Social Security Benefits Forecast: COLA Likely to Jump to 3% in 2022 

I can’t claim credit for this prediction, my tracking so far doesn’t get to 3%, but who knows, there is a long way to go and as we open the economy more and more a lot of pent up demand will be released.

Exclusive Social Security Benefits Forecast: COLA Likely to Jump to 3% in 2022

Source: Exclusive Social Security Benefits Forecast: COLA Likely to Jump to 3% in 2022 | Kiplinger

But keep in mind, nothing is free. A 3% COLA means higher inflation, like nearly double last year and that means higher prices.


    1. Last year the Trustees predicted the Part B premium to be $157.70 in 2022. But Congress kept premiums down artificially. Sooner or later there will be a catch-up.


  1. “Inflation Expectations in the United States increased to 3.09 percent in February from 3.05 percent in January of 2021”. source: Federal Reserve Bank of New York

    I believe that the CPI will be well above 2% (currently sitting at 1.7%) by the end of the year. Food is running at 3.6%, medical at 3%, overall energy is 2.4%. Some components of the energy figure are natural gas which is 6.7% and gasoline is at 6.4% for February. How will the supply and demand affect the gasoline prices as people start commuting again and traveling again? The government just dumped another $1.9 trillion into the economy which will add to the demand side without the available supply side of goods. I can verify that I still cannot buy some items from food to building supplies. There are local housing bubbles due to the covid-19 and people leaving big cities due to health and “peaceful protests” concerns which are making some housing markets overall prices out of whack.

    Today and tomorrow the FOMC will meet. They had predicted that Fed interbank rate might stay at 0.25% until the end of 2022. We will see by the end of the week if they are worried about inflation.


    1. 3%+ cola will not help much, if the Medicare premium goes up $ 15 per month just to catchup and stay even with inflation, it means my wife and I will see just a $10 increase per month in our total SS benefit with a 3% cola. I just purchased NY strip steaks at Sam’s Club for $9.99 per pound, up from $7.99 per pound 6 months ago, that is a 25% increase. Gasoline’s average price just jumped another 9 cents in a week. By the time summer driving season arrives, we will be over $3 per gallon nation wide. I purchased gasoline for $1.94 on Feb 10th, Today it is $2.39, that is a 23% increase in just 5 weeks. I have traveled over 6,000 miles since Sept 2, 2020 and still have at least 2,200 miles to go to get back home sometime in April / May. Going to have to stay home until 2023, before another road trip at these prices, for everything.
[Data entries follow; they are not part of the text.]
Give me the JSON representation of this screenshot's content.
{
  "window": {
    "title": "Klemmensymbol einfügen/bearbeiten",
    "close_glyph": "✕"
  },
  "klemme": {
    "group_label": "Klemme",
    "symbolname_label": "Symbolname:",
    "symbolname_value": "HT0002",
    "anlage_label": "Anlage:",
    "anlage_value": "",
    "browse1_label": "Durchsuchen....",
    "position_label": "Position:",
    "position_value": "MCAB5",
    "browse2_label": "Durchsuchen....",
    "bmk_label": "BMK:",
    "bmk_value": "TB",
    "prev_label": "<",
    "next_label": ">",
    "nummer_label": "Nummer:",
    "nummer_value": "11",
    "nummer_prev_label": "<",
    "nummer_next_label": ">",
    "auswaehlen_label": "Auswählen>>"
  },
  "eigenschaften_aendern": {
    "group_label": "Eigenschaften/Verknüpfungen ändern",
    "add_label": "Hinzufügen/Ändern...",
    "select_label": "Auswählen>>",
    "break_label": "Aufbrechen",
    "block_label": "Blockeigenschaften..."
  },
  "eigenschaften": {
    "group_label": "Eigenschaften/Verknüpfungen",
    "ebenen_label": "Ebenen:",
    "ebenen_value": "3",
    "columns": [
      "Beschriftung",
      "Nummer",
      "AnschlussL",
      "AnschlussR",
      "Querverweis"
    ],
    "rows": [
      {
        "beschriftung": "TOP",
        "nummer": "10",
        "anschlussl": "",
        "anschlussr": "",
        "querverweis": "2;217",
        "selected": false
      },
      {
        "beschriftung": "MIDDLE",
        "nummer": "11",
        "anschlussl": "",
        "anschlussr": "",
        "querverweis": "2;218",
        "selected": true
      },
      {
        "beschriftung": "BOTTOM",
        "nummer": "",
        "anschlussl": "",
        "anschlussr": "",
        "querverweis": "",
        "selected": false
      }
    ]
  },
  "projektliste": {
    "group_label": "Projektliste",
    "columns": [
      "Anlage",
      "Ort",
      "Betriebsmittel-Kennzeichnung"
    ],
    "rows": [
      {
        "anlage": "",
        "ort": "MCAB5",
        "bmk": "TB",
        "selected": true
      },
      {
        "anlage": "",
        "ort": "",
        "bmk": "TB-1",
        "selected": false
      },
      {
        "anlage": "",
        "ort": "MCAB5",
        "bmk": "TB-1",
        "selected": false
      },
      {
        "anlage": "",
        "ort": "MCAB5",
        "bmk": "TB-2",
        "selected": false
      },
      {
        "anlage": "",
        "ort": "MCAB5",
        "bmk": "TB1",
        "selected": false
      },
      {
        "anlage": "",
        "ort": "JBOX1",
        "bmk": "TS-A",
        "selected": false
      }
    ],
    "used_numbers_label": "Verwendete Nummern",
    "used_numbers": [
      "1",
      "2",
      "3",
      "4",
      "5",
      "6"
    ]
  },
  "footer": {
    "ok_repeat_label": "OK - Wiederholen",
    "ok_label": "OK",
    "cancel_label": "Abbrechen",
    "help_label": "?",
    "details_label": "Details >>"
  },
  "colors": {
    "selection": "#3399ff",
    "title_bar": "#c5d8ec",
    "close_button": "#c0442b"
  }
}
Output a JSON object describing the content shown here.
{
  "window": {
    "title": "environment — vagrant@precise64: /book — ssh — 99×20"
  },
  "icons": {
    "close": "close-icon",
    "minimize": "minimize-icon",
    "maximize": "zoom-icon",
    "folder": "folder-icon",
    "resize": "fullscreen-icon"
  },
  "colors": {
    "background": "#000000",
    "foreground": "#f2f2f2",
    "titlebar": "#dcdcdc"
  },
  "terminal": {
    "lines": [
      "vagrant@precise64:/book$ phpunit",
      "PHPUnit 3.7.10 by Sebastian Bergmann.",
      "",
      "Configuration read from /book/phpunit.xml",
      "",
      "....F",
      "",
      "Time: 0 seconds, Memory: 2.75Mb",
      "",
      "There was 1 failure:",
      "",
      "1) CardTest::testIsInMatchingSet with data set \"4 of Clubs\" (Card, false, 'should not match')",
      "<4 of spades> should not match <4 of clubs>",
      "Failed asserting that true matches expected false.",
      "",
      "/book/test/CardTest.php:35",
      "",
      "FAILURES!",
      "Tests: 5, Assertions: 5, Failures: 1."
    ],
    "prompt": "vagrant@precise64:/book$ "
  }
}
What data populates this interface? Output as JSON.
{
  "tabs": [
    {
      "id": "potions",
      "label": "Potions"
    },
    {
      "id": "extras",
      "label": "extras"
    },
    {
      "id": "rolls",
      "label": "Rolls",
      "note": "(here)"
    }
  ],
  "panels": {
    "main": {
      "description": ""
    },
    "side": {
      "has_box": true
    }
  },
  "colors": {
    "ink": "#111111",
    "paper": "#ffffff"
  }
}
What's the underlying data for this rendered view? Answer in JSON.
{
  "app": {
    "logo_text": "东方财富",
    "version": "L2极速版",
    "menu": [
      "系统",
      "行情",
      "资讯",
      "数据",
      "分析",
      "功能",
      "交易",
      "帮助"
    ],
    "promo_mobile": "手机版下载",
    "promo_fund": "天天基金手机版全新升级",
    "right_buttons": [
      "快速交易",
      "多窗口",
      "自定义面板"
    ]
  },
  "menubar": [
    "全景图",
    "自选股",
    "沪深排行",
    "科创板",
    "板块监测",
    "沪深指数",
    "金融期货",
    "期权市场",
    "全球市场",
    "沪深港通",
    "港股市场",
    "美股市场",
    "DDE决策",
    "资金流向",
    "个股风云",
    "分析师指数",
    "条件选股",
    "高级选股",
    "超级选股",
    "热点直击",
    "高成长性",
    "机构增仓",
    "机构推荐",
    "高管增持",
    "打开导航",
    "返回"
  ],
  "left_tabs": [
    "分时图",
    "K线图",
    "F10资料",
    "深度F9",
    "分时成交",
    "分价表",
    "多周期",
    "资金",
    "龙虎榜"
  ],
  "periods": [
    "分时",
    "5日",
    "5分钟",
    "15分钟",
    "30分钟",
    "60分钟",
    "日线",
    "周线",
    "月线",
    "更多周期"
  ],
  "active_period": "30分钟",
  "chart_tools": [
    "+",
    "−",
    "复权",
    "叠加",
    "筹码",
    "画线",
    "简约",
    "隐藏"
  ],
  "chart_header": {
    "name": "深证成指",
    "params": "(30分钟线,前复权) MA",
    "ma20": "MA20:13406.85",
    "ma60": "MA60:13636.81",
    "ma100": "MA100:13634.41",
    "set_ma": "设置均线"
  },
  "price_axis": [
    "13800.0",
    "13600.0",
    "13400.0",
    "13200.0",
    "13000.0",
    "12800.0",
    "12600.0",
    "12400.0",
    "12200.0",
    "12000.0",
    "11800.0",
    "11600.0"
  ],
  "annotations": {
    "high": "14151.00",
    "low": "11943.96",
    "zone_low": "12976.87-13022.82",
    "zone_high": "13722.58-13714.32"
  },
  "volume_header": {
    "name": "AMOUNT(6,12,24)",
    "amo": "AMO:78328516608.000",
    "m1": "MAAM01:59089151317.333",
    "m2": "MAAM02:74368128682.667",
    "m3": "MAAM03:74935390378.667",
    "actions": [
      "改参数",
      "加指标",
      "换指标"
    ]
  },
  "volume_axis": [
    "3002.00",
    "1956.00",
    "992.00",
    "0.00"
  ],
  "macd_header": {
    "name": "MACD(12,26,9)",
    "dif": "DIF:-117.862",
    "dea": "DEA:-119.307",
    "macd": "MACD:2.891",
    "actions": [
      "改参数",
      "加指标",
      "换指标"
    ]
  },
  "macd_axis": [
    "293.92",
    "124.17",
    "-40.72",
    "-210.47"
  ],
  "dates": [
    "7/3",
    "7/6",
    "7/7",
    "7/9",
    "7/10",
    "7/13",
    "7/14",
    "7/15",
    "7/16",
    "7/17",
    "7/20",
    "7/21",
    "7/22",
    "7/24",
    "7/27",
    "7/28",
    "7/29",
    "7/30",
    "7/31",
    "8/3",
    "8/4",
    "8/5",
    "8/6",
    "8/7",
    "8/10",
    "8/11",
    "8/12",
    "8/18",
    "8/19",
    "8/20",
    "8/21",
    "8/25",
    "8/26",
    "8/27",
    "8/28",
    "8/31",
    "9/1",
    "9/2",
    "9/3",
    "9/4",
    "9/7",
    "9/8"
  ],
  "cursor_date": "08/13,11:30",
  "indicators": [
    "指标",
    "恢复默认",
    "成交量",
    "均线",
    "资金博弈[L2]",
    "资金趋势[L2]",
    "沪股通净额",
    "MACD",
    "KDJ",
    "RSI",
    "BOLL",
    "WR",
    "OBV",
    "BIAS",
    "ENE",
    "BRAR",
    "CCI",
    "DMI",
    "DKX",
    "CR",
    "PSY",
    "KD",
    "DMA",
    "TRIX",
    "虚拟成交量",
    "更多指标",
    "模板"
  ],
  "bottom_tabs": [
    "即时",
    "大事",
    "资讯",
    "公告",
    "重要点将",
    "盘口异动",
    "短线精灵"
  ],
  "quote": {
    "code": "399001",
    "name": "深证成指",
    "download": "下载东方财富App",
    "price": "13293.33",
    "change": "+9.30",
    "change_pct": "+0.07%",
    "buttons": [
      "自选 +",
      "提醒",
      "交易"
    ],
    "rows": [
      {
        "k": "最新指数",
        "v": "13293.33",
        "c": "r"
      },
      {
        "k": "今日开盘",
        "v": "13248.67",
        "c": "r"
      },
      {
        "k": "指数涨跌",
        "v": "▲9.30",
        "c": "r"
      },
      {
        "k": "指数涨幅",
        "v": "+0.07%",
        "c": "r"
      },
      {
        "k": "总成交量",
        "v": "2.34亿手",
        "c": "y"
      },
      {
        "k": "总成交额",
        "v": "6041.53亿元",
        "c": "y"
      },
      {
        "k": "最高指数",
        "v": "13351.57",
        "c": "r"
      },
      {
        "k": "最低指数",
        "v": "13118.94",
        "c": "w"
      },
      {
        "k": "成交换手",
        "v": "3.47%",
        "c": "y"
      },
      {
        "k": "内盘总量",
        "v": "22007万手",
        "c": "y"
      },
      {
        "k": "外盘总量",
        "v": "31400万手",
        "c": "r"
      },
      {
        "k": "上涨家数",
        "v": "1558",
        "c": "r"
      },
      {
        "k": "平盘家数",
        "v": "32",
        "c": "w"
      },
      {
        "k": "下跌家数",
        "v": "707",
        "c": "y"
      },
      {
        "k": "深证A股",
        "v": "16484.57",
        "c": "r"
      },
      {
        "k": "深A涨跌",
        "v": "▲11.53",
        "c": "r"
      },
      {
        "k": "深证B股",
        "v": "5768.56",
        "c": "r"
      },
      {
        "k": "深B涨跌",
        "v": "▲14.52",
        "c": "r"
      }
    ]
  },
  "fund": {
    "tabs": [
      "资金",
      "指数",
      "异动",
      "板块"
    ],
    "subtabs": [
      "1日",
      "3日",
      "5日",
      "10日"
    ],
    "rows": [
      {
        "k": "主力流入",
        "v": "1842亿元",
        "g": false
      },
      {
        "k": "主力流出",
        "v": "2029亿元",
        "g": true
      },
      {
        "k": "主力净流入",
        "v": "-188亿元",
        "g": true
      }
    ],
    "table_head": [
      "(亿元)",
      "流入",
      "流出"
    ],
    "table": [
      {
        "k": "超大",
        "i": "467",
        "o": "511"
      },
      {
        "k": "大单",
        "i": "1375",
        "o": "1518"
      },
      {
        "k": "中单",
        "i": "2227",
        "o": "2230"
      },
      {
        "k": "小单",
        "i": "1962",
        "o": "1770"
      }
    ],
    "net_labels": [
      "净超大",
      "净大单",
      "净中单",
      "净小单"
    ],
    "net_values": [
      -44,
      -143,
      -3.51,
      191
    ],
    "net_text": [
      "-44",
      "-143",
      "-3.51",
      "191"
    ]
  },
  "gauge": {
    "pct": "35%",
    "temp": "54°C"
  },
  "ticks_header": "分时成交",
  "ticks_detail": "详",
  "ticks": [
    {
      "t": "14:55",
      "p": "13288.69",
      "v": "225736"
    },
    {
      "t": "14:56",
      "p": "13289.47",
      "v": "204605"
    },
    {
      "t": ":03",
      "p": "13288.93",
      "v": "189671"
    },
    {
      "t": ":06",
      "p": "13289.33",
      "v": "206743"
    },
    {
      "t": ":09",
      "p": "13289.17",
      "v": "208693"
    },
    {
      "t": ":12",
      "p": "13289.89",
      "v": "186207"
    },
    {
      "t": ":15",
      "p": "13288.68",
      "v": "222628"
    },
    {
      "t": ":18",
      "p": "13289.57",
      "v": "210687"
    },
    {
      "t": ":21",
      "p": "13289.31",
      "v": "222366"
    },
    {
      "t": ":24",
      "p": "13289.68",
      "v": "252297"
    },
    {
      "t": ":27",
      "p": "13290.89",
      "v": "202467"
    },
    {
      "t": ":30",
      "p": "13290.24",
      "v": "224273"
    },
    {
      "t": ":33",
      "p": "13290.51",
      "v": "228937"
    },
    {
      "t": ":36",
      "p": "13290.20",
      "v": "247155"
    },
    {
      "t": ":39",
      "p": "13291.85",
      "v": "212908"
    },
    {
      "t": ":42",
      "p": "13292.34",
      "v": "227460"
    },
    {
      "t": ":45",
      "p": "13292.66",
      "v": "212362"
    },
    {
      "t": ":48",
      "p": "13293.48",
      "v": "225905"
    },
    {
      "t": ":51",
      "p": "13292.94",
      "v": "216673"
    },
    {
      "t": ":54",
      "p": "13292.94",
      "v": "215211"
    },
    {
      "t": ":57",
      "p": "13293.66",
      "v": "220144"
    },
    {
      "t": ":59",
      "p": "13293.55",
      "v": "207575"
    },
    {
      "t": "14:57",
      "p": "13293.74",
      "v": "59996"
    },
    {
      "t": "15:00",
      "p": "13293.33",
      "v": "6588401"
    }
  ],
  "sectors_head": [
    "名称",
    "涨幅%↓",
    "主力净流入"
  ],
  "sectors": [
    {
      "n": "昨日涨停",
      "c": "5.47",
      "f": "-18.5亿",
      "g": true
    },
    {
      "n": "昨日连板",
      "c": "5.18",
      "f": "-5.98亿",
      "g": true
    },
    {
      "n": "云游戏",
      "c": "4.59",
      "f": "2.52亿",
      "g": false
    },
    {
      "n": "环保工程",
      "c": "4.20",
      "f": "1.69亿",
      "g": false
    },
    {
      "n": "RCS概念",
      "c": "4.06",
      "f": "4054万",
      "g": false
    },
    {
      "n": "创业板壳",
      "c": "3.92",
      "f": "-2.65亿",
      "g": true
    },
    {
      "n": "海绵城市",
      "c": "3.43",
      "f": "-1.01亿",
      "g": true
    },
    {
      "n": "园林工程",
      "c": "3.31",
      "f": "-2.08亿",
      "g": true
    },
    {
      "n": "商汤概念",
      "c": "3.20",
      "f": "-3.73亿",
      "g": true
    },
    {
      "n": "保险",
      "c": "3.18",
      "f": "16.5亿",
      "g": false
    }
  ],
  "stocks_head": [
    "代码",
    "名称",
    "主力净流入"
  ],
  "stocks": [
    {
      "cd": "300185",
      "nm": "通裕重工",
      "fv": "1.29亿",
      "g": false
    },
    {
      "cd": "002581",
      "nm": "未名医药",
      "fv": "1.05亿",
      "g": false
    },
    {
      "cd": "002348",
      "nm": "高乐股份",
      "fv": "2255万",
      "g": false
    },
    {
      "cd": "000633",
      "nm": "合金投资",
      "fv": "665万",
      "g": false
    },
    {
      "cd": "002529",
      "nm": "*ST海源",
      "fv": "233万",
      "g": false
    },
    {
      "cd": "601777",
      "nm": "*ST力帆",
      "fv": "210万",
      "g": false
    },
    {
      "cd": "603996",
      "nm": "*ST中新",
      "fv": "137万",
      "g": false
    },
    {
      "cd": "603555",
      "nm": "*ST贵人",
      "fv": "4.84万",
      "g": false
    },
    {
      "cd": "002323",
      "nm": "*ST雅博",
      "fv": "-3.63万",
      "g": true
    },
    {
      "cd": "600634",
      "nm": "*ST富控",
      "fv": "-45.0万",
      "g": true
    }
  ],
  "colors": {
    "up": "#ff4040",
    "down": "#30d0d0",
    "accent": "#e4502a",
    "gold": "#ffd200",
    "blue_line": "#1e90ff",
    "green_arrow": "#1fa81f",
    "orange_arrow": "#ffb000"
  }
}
    2. FOMC update 3-17-21
      Feds expect 2.4% inflation for 2021.
      4.5% unemployment by the end of the year.
      Keeping the interbank rate near zero percent until 2023.

      It doesn’t make sense to me. In the past the Feds want 2% inflation with 4-4.5% unemployment. On my trip last week to Green Bay, WI, one restaurant could not hire help because people were making more money to stay home. So we are going to have 4.5% unemployment by the end of the year?

      Interbank rate near zero percent with any kind of inflation will continue to hurt retirees as an unintended consequence.


      1. The Banksters are making out like bandits, getting cheap money from the FED and loaning it out at 20% to 36%+ to people stupid enough to carry a balance on a credit card. They are even making plenty of money on Home and Auto loans, because the amounts borrowed are so much higher than they were 30 to 40 years ago. Yet I only earned 29 cents last month in interest on my $3,000 emergency fund savings account. The only thing I am doing that seems good is earning 3 to 5 % cash back using credit cards to purchase everything and paying statement balance each month. Cash back – the new savings account, lol. I just checked my credit score Equifax – 801, Transunion – 810.

        Being a low income worker my entire life, never made more than $35,000 (1994) per year. Average income per year 1971 to 2006, $11,400. I quit working at age 50, living on a small USAF pension, needs of family were much more important than making a few extra bucks @ $8.50 per hour. I noticed that many of my peers that continued to work, even with pay raises, there standard of living was still going down every year. I have learned the best way to improve your standard of living, is do not have any credit card debt and only spend money on needs, wants are something I cannot afford. I purchased only used cars from 1986 until 2020, for cash. Now I have the income to be able to afford a new car lease.